France's Indo-Pacific Playbook and the Geopolitical Backdrop

Macron isn’t just making deals; he’s making a play for Europe’s place in Asia’s future. His three-country tour (Vietnam, Indonesia, Singapore) is all about showing both Asian leaders and the wider world that France can deliver stability, investment, and new links at a time when everyone’s watching the uneasy dance between the U.S. and China. These trade deals position France, and by extension the wider European Union, as a balance against global heavyweights.

The defense and aerospace projects fall into France’s Indo-Pacific strategy—think of this as France searching for stronger security and diplomatic stakes beyond its own backyard.
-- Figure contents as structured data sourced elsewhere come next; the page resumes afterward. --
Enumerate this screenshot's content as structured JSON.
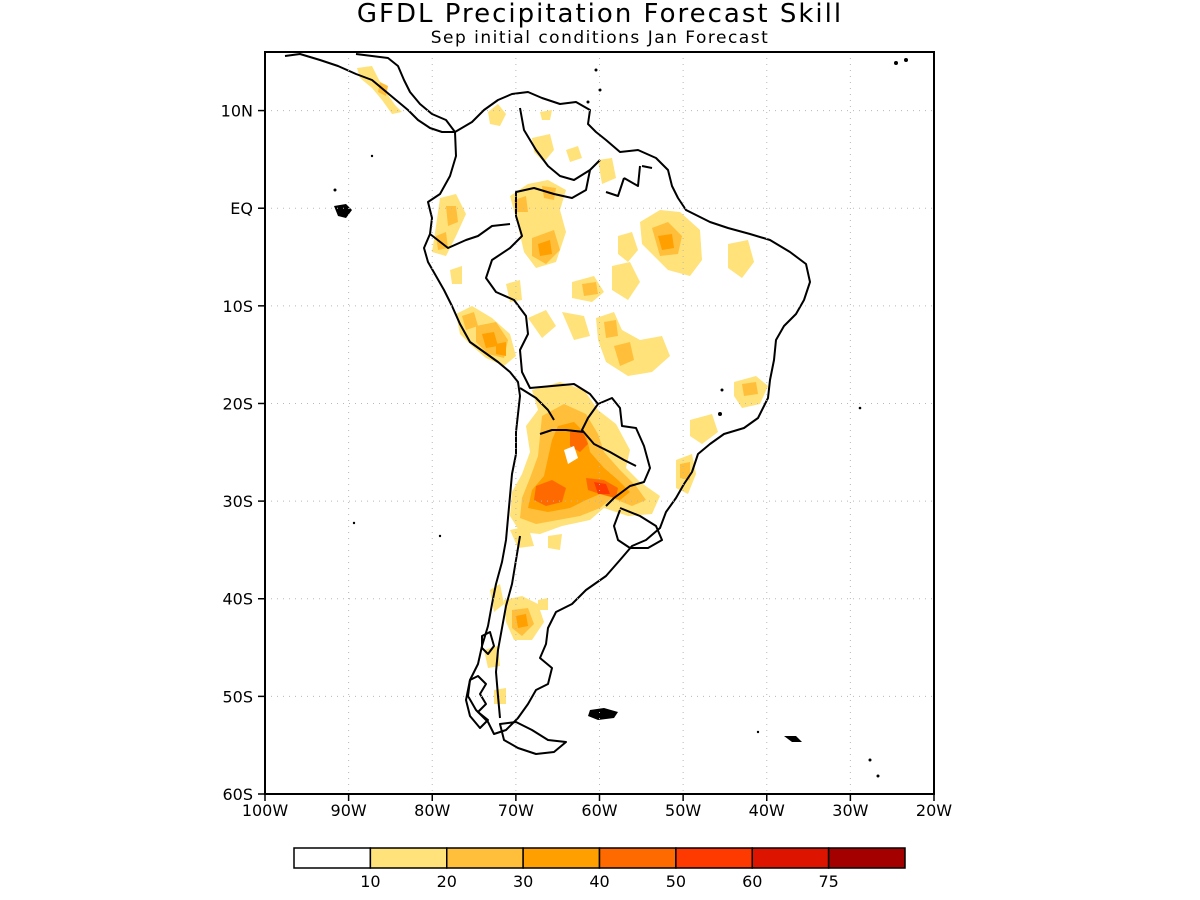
{
  "title": "GFDL Precipitation Forecast Skill",
  "subtitle": "Sep initial conditions  Jan Forecast",
  "map": {
    "region": "South America",
    "lon_range": [
      -100,
      -20
    ],
    "lat_range": [
      -60,
      16
    ],
    "grid": true,
    "lat_ticks": [
      "10N",
      "EQ",
      "10S",
      "20S",
      "30S",
      "40S",
      "50S",
      "60S"
    ],
    "lon_ticks": [
      "100W",
      "90W",
      "80W",
      "70W",
      "60W",
      "50W",
      "40W",
      "30W",
      "20W"
    ]
  },
  "colorbar": {
    "colors": [
      "#ffffff",
      "#ffe27a",
      "#ffbf3a",
      "#ff9f00",
      "#ff6a00",
      "#ff3a00",
      "#dd1500",
      "#a50000"
    ],
    "labels": [
      "10",
      "20",
      "30",
      "40",
      "50",
      "60",
      "75"
    ]
  }
}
For Vietnam, the deals offer more leverage in a region where economic and security risks are only rising. Strategic autonomy isn’t just a buzzword for officials in Hanoi: it’s a daily reality as they navigate U.S. tariffs, Chinese influence, and now, growing connections with a reinvigorated French partner.

The upshot? While America dangles tariffs and China flexes its muscles, France is betting on deals, partnerships, and being the one at the table offering long-term investment and a steady diplomatic hand. These agreements show that cautious, calculated engagement—plus a big, bold Airbus contract—can still move billions and reshape relationships far from home.